Liberia Medical Mission Rollup Sleeves to Provide Free Healthcare to Underserved Communities

Members of the Liberia Medical Mission poise for a group photo after a brief interaction with journalists

Monrovia – For the next two weeks, more than 25 health practitioners from abroad would be providing free treatment at several hospitals and clinics in five of Liberia’s 15 counties.

They are part of a not-for-profit organization called the Liberia Medical Mission. Liberia Medical Mission is a team of professionals based around the world, supporting Liberia and West African countries with medical supplies, education, and as well as giving aid.

Since their last mission in 2018, this year marks the health team’s fifth mission to some of Liberia’s underserved communities.

This time, they have brought in the country a forty-feet container full of medical supplies worth about US$2.1 million – ranging from drugs to medical equipment.

The medical practitioner, most of them, first time visiting Liberia expressed their desire of working with the Liberian citizenries which they described as ‘hospitality’ people.

The health practitioners will be providing free health services in mental health, eye surgery, and other health-related issues.

Joseph Sackor is the Chairman of the team.
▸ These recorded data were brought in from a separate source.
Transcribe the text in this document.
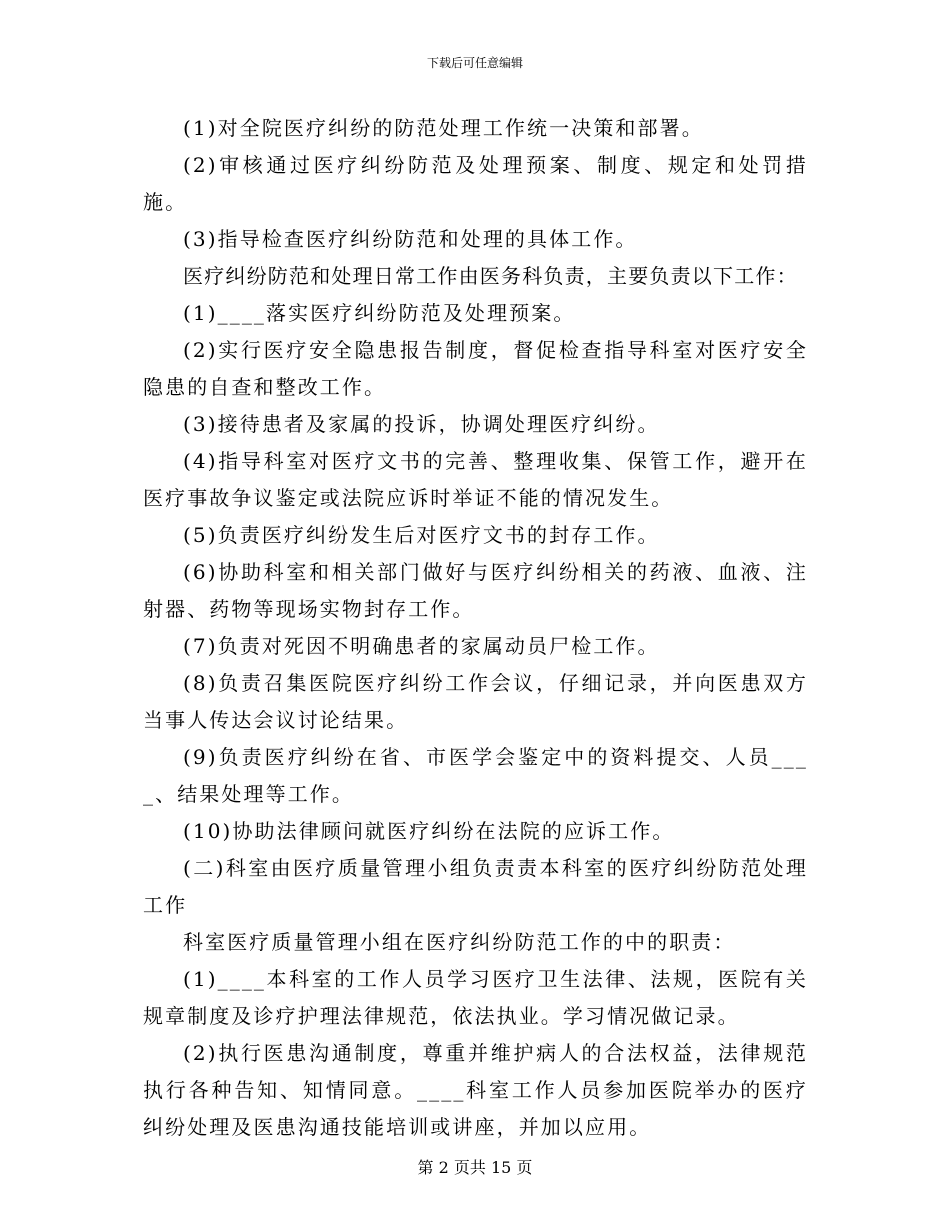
下载后可任意编辑

(1)对全院医疗纠纷的防范处理工作统一决策和部署。

(2)审核通过医疗纠纷防范及处理预案、制度、规定和处罚措施。

(3)指导检查医疗纠纷防范和处理的具体工作。

医疗纠纷防范和处理日常工作由医务科负责，主要负责以下工作：

(1)____落实医疗纠纷防范及处理预案。

(2)实行医疗安全隐患报告制度，督促检查指导科室对医疗安全隐患的自查和整改工作。

(3)接待患者及家属的投诉，协调处理医疗纠纷。

(4)指导科室对医疗文书的完善、整理收集、保管工作，避开在医疗事故争议鉴定或法院应诉时举证不能的情况发生。

(5)负责医疗纠纷发生后对医疗文书的封存工作。

(6)协助科室和相关部门做好与医疗纠纷相关的药液、血液、注射器、药物等现场实物封存工作。

(7)负责对死因不明确患者的家属动员尸检工作。

(8)负责召集医院医疗纠纷工作会议，仔细记录，并向医患双方当事人传达会议讨论结果。

(9)负责医疗纠纷在省、市医学会鉴定中的资料提交、人员____、结果处理等工作。

(10)协助法律顾问就医疗纠纷在法院的应诉工作。

(二)科室由医疗质量管理小组负责责本科室的医疗纠纷防范处理工作

科室医疗质量管理小组在医疗纠纷防范工作的中的职责：

(1)____本科室的工作人员学习医疗卫生法律、法规，医院有关规章制度及诊疗护理法律规范，依法执业。学习情况做记录。

(2)执行医患沟通制度，尊重并维护病人的合法权益，法律规范执行各种告知、知情同意。____科室工作人员参加医院举办的医疗纠纷处理及医患沟通技能培训或讲座，并加以应用。

第 2 页共 15 页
Sackor told a team of journalist Sunday at the Embassy Suite Hotel where the team is being hosted for the two weeks that for the first time his health team will be working with an organization from the United Nation, that is the International Organization of Migration (IOM).

The IOM recently came out with a program called the Diaspora Engagement Project. This program encourages professionals in the diaspora to come back to the country and contribute their professional skills.

This initiative of the IOM, Chairman Sackor says will encourage professionals in the United States and other parts of the world to come and help their country Liberia.

“We are a non-for profit organization, we are self-funded. We love our country and that is why we want to give back,” Sackor said.

The Chairman of the Liberia Medical Mission says his institution is squarely depending on the supports from- both international and national donors.

“We have to skip one year to coverup some of the expenses we are carrying on this year. People had to close their practices and come to Liberia to contribute.

He also disclosed some of the success stories of the Liberia Medical Mission’s previous missions to Liberia.

“A lady that has not seen her grandchildren for 15 was fortunate to have benefited from the mission last year, she has received her sight through eye surgery,” Sackor said.

The Chairman of the Liberia Medical Mission said they would love to carry out their free healthcare service in all of the 15 countries but are unable due to the bad road network in some parts of the country especially the Southeastern parts.

“The reason why we are not going to some of the rural areas is the bad road network. We have only a 32-seater bus. And so, how many days will it take us to go to Grand Gedeh County. Our plan was to touch those far to reach counties because we find out that these are the people who when the road is cut-off they are unable to come to town and drugs,” he said.

“But what we will be doing is that we will appeal to the UNHCR to provide a free truck to supple those counties that we will not be going to. That will not be on the cost of the government.”